Analyse littéraire
Nos rédacteurs chevronnés décortiquent, décomposent, passent les ouvrages littéraires francophones au peigne fin pour observer le sens, la structure et la portée d’une parution récente ou vous font redécouvrir un grand classique.
Honneur à Michel Lord, Sortie 182 pour Trois-Rivières, Montréal, La Grenouillère, 2020.
À partir d’un style qui lui est propre, Michel Lord partage son expérience de vie et de la vie, à partir des courts récits mettant en exergue les diverses facettes de sa vie. Ces récits sont d’un éclectisme remarquable. Ils sont portés par une belle dose d’humour : enfance et adolescence au Cap-de-la-Madeleine, université Laval, Université de Toronto.
En lisant Le livre de ma mère d’Albert Cohen, j’ai pensé à la mienne. Non pas que sa mère avait beaucoup en commun avec la mienne, mais un peu tout de même : même origine modeste, même générosité dans l’amour pour son fils, même fragilité.
Cet extrait qui est un hommage de l’auteur à sa mère retrace non seulement l’histoire d’une enfance. plutôt d’une vie, mais aussi la femme inspirante qu’a été sa mère.
La relation avec son père occupe aussi une place remarquable, ce père qu’il a connu plus de quarante ans après sa naissance alors qu’ils avaient partagé le même toit durant à peu près 20 ans. Ce père qui n’était pas méchant, mais qui avait instauré le silence comme mode de vie en famille, un silence qui venait certainement de la « fatigue mentale » du travail ouvrier qui l’avait habitué au bruit infernal. En famille, il voulait certainement rester tranquille Écouter le silence.
Les rencontres dans ce recueil occupent une plus grande place. Michel Lord communique son sens de l’altérité et son amour pour la littérature à partir de chaque récit, de manière accessible sans faire de compromis ni tomber dans le pathos. Il fait intervenir plusieurs auteurs comme Thomas Bernhard, François Paré, Lipovetsky, Victor Théophile, Molière, Maupassant.

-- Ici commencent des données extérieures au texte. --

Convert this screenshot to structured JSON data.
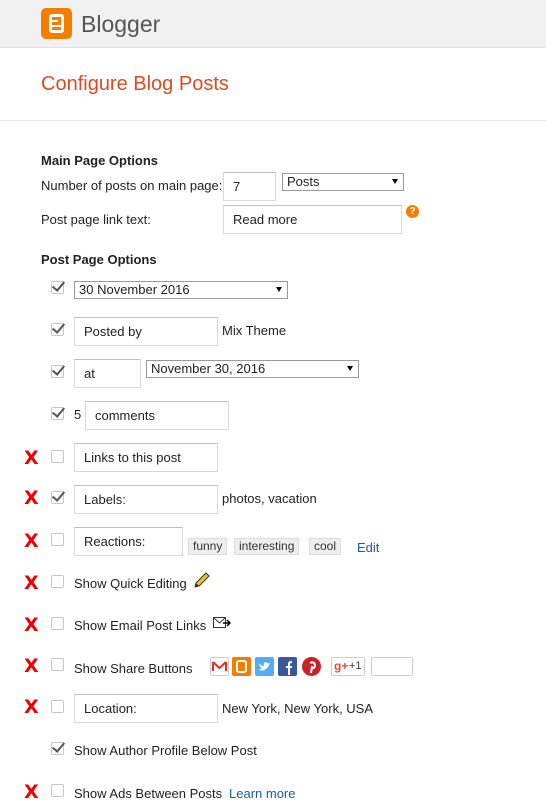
{
  "header": {
    "brand": "Blogger"
  },
  "page": {
    "title": "Configure Blog Posts"
  },
  "main_page_options": {
    "heading": "Main Page Options",
    "num_posts_label": "Number of posts on main page:",
    "num_posts_value": "7",
    "num_posts_unit": "Posts",
    "post_link_label": "Post page link text:",
    "post_link_value": "Read more",
    "help_glyph": "?"
  },
  "post_page_options": {
    "heading": "Post Page Options",
    "date_header": {
      "checked": true,
      "value": "30 November 2016"
    },
    "posted_by": {
      "checked": true,
      "value": "Posted by",
      "author": "Mix Theme"
    },
    "timestamp": {
      "checked": true,
      "value": "at",
      "format": "November 30, 2016"
    },
    "comments": {
      "checked": true,
      "count": "5",
      "value": "comments"
    },
    "links_to_post": {
      "checked": false,
      "value": "Links to this post"
    },
    "labels": {
      "checked": true,
      "value": "Labels:",
      "sample": "photos, vacation"
    },
    "reactions": {
      "checked": false,
      "value": "Reactions:",
      "tags": [
        "funny",
        "interesting",
        "cool"
      ],
      "edit_link": "Edit"
    },
    "quick_editing": {
      "checked": false,
      "label": "Show Quick Editing"
    },
    "email_links": {
      "checked": false,
      "label": "Show Email Post Links"
    },
    "share_buttons": {
      "checked": false,
      "label": "Show Share Buttons",
      "plus_one": "+1"
    },
    "location": {
      "checked": false,
      "value": "Location:",
      "sample": "New York, New York, USA"
    },
    "author_profile": {
      "checked": true,
      "label": "Show Author Profile Below Post"
    },
    "ads_between": {
      "checked": false,
      "label": "Show Ads Between Posts",
      "learn_more": "Learn more"
    }
  },
  "marker": "X",
  "colors": {
    "brand_orange": "#f57d00",
    "title_orange": "#dd4b22",
    "x_red": "#ee0000",
    "link_blue": "#1a5c9f"
  }
}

De la même manière, Michel Lord porte un regard critique, mais positif sur la société Une société qui divise parfois, qui juge, qui condamne
Sortie 182, ce sont des récits, mais c’est aussi un chemin vers la résilience qu’on pourrait résumer de cette manière : malgré tout ce qui arrive, il n’est pas permis de s’arrêter ni de sombrer. Il faut avancer. Le parcours de Michel Lord l’a conduit tantôt au désespoir, tantôt à la dépression (comme la mort de son père), mais il a choisi la vie.
On savoure donc, en prolongeant le plaisir, de ce recueil de récits qui fait réfléchir, mais qui fait sourire aussi, et qui encourage. Chaque récit est une richesse, une histoire unique.
La vie est pleine de vide, c’est bien connu. Plus vide que pleine, c’est certain. Parfois, on sent que c’est le contraire, la vie se montrant pleine, comme gonflée de souvenirs inspirants, même quand ils sont lourds, douloureux. Ce qu’on laisse derrière nous, comme dans le sillage d’un navire à la dérive, a de quoi nous retenir quand on se met à se remémorer ces instants de vie qui ont fait partie de notre être le plus intime, mais qui ne sont plus retenus que par un mince filet de pêche. On se rattrape comme on peut. Et on trouve un petit poisson ou une grosse baleine. On peut faire comme si on se rendait hommage, comme si on était tout autre, un personnage qu’on aurait connu, puis remplacé dans sa chair même. Nous sommes tous l’alter ego de nous-mêmes et d’un autre qu’on peut ignorer ou dont on veut percer le mystère. Écrire sert un peu à ça non?
Entre sa vie réelle et la littérature, son métier et sa passion, Michel Lord possède le talent de nous faire naviguer entre les réalités de nos divers mondes.
Je recommande cette lecture qui est selon moi le récit d’une vie, mais aussi le récit d’une rencontre.
Merci aux éditions La Grenouillère.
Propos recueillis par Nathasha Pemba, 8 février 2021.